Non leggete poeti mortuari. Leggete qualcosa dei Pitagorici, le barzellette di cui lo scetticismo del materialismo romano infiorò la dottrina della metempsicosi dell'aurea Schola italica di cui noi siamo discepoli e continuatori. Dite ai figli parole di certezza. Non fate che trepidino alle minacce di una legge uguale per tutti e non riproducete trafitta nel cuore l'immagine della Mater Dolorosa che è il non senso dell'egoismo umano addebitato e trasportato all'unico momento della superumanità che è la morte.
Oltre i confini della vita umana noi abbiamo amici che sono Dei, sono divinità ammonie, che non permettono alle anime dei nostri cari sofferenze di concezioni umane e che noi intendiamo col fisico delle nostre membra che illividiscono a una graffiatura.
Le scarpe vecchie si tirano via: il piede resta. Una scarpa nuovissima bella ma incomoda si tira via: il piede resta. Il giorno in cui il piede non serve più il chirurgo lo taglia: resta la gamba.
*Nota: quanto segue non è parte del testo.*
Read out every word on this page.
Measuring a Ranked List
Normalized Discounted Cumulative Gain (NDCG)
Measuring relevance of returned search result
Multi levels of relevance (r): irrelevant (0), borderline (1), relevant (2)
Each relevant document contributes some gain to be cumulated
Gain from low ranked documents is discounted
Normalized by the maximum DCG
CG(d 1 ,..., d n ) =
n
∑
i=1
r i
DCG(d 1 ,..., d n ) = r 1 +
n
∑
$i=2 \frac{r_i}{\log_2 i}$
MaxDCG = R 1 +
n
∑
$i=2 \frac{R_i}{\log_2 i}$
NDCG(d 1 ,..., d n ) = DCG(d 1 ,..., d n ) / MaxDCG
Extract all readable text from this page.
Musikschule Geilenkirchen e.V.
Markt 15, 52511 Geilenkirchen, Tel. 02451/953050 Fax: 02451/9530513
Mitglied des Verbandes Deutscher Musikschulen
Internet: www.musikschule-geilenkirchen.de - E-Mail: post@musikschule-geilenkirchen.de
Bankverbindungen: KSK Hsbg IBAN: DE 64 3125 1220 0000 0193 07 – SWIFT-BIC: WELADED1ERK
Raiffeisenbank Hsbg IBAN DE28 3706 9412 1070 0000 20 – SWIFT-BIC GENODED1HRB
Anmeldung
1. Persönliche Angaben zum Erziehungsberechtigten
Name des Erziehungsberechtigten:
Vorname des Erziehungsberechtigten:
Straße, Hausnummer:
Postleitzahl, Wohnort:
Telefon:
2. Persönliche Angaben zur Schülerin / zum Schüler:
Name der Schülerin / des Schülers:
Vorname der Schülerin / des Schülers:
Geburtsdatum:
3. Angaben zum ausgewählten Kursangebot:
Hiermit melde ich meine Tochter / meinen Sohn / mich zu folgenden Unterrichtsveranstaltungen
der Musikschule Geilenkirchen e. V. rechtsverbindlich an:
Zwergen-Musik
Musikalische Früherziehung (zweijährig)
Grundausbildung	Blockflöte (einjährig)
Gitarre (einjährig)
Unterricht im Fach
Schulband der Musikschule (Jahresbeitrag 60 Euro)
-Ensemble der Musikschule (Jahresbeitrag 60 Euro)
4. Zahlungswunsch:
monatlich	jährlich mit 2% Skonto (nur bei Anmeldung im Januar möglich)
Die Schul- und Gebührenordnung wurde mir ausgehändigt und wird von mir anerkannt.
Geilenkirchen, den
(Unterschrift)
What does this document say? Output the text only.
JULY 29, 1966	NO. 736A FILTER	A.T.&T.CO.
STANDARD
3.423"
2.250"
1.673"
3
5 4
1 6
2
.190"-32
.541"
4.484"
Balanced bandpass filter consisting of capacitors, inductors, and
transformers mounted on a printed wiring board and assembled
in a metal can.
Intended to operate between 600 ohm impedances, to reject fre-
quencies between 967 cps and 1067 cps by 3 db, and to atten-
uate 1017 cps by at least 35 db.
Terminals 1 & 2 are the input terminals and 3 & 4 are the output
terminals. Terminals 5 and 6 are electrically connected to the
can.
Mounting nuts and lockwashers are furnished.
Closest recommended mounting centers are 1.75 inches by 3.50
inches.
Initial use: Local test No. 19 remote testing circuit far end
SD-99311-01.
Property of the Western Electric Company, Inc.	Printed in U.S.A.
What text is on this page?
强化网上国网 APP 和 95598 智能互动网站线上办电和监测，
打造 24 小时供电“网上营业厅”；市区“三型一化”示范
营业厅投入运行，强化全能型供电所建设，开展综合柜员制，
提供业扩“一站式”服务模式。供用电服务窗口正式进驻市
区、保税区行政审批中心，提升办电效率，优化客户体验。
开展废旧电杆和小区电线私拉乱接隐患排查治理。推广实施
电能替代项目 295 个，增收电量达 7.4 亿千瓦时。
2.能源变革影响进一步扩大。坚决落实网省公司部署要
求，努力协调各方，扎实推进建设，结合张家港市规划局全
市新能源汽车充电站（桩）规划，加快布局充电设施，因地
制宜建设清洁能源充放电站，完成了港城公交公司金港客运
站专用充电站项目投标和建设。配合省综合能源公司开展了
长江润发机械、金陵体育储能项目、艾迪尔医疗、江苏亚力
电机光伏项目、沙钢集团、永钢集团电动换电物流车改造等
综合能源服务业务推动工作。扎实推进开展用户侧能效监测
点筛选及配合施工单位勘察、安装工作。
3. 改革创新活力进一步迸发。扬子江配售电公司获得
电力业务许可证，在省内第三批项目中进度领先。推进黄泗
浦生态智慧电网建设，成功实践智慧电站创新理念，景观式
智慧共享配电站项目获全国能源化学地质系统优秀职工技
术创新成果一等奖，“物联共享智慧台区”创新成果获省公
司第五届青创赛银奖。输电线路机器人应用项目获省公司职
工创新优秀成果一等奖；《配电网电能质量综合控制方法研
Quando tutto è incomodo e sgualcito, giù nel cimitero, e restiamo noi, non lo spirito del mercurio umano, la lo jod dei cabalisti, il principio primo che è, che fu e che sarà attraverso le maschere umane e planetarie il nostro IO in contatto con l'unità del Cosmo.
È l'opera di Myriam la forma lenitiva, purgatrice e redentrice dal dolore contro l'illusione della tradizione balorda dei primi selvaggi. Evocare le forme e i pensieri astrali dei morti non è necromanzia, è qualche cosa di peggio: è vivificare le scarpe rotte che il piede morto ha gettato via.
Appena rinati, i morti possono, come in telepatia gli uomini vivi, manifestarsi per sogni veramente e anche con apparizioni quando sono già rinati. Allora, risvegliandosi la memoria della vita anteriore coi suoi affetti, hanno la facoltà innocente di sdoppiarsi specie nei primi anni dell'infanzia, poi l'ambiente della nuova famiglia e l'adattabilità del nuovo corpo fisico fa dimenticare per la seconda volta e cessano visioni e sogni.
Non pensate alla vostra morta, non la chiamate, non la invocate, non la svegliate. Circondatela di un affetto tenero, calmo, indiretto. Datele un asilo dolcissimo nel vostro cuore, non la turbate con spasimi e dolori che risvegliano in lei i sentimenti e il magnetismo dei suoi cari dai quali deve allontanarsi.
La morte lascia un incantesimo di solitudine e di dolore nei vivi. Riacquistate per lei, per il suo riposo, per la sua pace quella calma sicura di saperla più felice sulle rive di quel mistico Lete, per il quale e oltre il quale l'oblio ci spoglia delle vecchie idee e delle passioni sanguinanti.